I attempted to avoid the collision of the blisters and the concrete, so I stepped in tips of my toes falling flat with my heel. I was more comfortable, but was I going to do this for four kilometers?

I’m at a quasi-countryside, so if you were thinking I should have asked for any help, it was not possible at that time. I saw no house nearby, and my phone hadn’t caught any signal. I started to panic. 

My vision was bleary, plus evening was on full-swing. I wasn’t walking; I was actually staggering, much to the surprise of the dogs barking at my direction. Headlights pointed at me, some honked their horns. I needed to do something, so what I can only do was stare at my phone and beg please please please please please.

Finally there’s a streetlight and a house and a small store of repacked gasoline. Near it was a stump. I sat down and got my phone again, and finally I can text.
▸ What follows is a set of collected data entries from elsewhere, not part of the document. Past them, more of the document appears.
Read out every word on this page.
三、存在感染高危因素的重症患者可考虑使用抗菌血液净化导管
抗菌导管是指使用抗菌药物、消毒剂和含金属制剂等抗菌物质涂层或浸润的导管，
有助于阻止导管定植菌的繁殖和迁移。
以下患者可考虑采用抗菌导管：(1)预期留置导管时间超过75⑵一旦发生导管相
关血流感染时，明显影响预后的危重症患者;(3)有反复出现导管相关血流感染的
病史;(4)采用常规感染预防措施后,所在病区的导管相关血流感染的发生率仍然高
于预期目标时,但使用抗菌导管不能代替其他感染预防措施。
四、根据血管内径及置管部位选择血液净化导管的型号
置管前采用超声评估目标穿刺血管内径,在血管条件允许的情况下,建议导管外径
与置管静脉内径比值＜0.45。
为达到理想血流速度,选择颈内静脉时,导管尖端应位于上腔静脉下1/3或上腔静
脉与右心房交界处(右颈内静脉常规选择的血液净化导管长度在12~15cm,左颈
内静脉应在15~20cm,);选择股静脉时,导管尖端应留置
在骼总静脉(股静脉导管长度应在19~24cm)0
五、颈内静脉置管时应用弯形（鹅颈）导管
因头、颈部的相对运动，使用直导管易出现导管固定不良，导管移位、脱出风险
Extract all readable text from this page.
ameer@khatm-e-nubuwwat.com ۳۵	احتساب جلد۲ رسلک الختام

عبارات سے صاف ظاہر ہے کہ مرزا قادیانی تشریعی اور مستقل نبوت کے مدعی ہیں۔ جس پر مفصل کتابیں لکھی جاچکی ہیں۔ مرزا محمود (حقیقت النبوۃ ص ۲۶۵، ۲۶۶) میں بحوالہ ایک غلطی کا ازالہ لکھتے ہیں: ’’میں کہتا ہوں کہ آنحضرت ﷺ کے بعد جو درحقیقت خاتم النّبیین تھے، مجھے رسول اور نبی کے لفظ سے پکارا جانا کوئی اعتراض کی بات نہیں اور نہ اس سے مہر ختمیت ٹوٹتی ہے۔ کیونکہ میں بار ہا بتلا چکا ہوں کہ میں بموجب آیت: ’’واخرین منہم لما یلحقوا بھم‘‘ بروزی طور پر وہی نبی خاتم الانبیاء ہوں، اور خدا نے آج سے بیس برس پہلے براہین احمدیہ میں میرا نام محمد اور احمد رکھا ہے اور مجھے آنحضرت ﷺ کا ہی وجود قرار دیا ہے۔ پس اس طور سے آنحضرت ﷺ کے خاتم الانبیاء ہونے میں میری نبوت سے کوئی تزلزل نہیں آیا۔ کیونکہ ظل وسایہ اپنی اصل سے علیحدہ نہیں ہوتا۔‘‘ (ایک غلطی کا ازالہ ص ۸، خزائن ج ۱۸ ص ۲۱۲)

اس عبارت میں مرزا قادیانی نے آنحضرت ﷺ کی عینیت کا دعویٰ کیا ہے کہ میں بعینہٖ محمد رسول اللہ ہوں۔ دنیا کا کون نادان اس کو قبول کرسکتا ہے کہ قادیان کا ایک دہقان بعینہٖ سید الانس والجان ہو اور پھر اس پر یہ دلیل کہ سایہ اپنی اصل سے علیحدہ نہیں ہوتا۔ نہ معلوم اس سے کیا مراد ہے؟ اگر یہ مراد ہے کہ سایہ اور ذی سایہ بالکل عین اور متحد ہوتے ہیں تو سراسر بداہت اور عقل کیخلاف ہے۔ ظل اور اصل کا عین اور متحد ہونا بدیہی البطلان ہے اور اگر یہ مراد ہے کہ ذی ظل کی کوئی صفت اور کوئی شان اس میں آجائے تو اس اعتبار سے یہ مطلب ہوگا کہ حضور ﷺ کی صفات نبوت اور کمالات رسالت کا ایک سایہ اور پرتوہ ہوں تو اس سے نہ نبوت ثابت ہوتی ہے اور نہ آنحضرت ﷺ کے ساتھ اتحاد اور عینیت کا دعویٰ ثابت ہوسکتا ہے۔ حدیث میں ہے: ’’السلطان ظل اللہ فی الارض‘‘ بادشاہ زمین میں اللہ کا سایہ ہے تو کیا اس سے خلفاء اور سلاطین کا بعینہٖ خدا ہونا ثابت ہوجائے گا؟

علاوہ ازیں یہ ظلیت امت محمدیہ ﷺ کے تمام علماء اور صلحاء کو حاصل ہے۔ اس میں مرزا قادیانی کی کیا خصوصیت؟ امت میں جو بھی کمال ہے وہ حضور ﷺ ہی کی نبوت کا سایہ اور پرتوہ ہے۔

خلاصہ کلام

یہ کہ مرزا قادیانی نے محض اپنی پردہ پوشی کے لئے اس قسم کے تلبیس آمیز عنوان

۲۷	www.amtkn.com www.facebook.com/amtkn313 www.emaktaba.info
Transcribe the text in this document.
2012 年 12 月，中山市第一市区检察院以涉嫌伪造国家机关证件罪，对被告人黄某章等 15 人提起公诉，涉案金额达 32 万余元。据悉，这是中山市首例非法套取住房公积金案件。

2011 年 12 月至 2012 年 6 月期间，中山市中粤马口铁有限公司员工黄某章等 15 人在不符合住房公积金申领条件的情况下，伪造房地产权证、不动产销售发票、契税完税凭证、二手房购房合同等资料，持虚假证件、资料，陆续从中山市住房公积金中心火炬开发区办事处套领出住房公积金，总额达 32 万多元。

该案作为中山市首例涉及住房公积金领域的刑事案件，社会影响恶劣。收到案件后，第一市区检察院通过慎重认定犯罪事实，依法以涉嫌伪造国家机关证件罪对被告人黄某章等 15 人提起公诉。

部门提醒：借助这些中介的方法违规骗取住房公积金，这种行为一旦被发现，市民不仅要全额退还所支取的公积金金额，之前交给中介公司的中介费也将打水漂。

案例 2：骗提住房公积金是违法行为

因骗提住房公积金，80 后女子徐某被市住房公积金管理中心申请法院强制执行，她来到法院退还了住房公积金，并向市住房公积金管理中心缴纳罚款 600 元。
Texted Dad for rescue, told him my location and the nearest landmark/s and asked for water.

Text reads: ‘Ma, fetch me because my feet ache;’ ‘Pls. thanks;’ ‘(I’m at the) Highway on Topland near the store water pls thanks.’

I took off my shoes and socks, and the house owner saw me sitting there. He went back to his house. He might have surmised what’s going on.

There’s a stump at that red dot

Dad called, yelling, maybe because he’s not used to this situation. He asked me where I was, and hanged up. He called again to ask where I was, if I was sure where I was, because he’s turning into my direction, because I’m often on the other side. Still the same tone.

He arrived, and unlocked the car door. I was at the backseat, and his tough love started. He snapped about my being recklessness on evenings, and I grunted, adjusting my seat. I kind of passed out, but I heard him saying hit-and-run three times. He gave me water, and I remembered we went home fast, that he pounded the horns, that we struggled to enter the garage.